Sage School senior Megan Downey loves to blend her passions for yoga and movement with her affinity for the great outdoors.

“My first time I attended a yoga class I was 15 and didn’t know how or what to expect,” Downey said. “That was a class for Vinyasa or flow yoga and I was amazed. It’s a fast-paced form of yoga where you move through a series of poses almost like dance. I thought it was beautiful.

“Through the movement, it really calmed my mind, almost like meditation, which I was never able to do. My teacher is Beth Stuart and she is really inspirational and her classes are phenomenal.

“I started one day a week in between gymnastics and it really helped heal my body,” Downey said. “Eventually, I just started doing yoga. It’s become an amazing part of my life in the way that it makes me feel mentally and the way that physically helps my strength and flexibility. I can connect to myself and the world around me.

“During my time on the mat, I am fully present; therefore, the more time I spend on my mat, the more present I am in my whole life. When you are present, you experience everything more fully.

“Unfortunately, I can’t just sit there and meditate,” she said. “Movement gets me into the mindset where I can achieve that.”

Downey said that yoga is something that everyone can do at their own level.

“I love it because it’s so personal and everyone can adapt it to what works for your own body,” she said. “I try to go to a couple of classes a week, but every day I do my own practice.”

Downey put her passion for yoga into play this year with her senior project, which at The Sage School they call an “independent trimester.

“I love the outdoors and adventuring as well, so I put them all together,” Downey said. “My goal was to explore how wilderness and yoga affect my sense of place.

“I wanted to define what a sense of self and a sense of place meant to me, not through words or on my mat, but in the wilderness. I did this through a weeklong solo backpacking trip in Utah and then I attended an intense yoga teacher-training course in Hawaii.

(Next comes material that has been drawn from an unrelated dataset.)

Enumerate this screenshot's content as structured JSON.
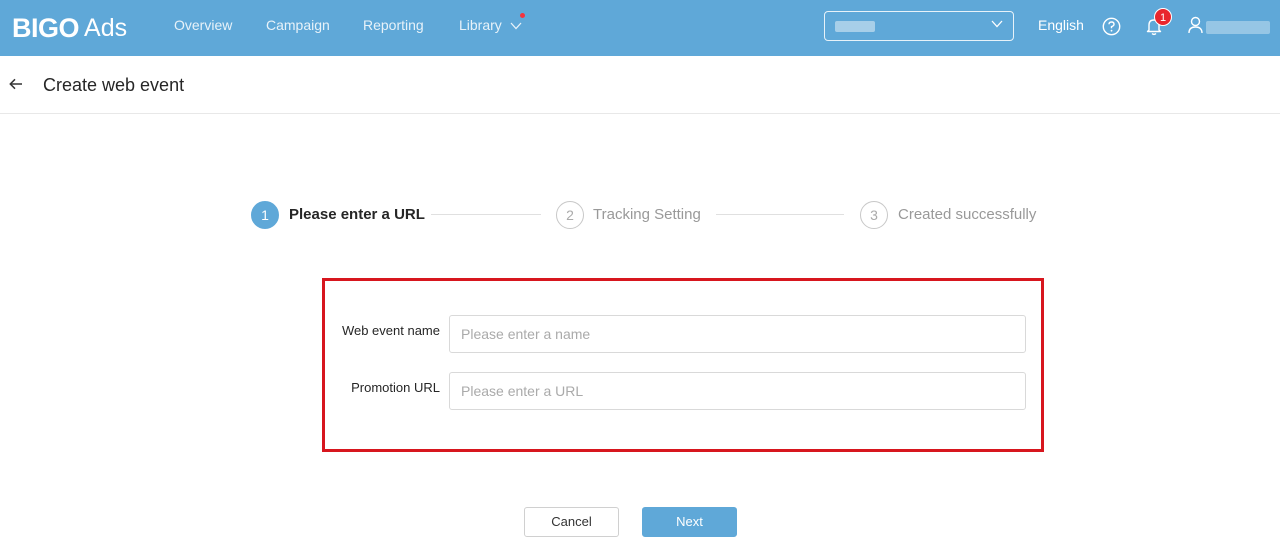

“The solo was amazing and I learned that I’m really comfortable alone surrounded by wilderness and I wasn’t scared or lonely,” Downey said. “It’s such an important thing to experience and know because we are all so disconnected by social media. If you can learn to be truly lonely, you won’t feel lonely or disconnected when surrounded by other people.

“It was such a cool experience for me because I was a small part of the bigger picture,” she said.

As a footnote, Downey was born at Galena Lodge when her parents were operating the lodge. She said she was the first person in 100 years to have their birth certificate list Galena as their birthplace.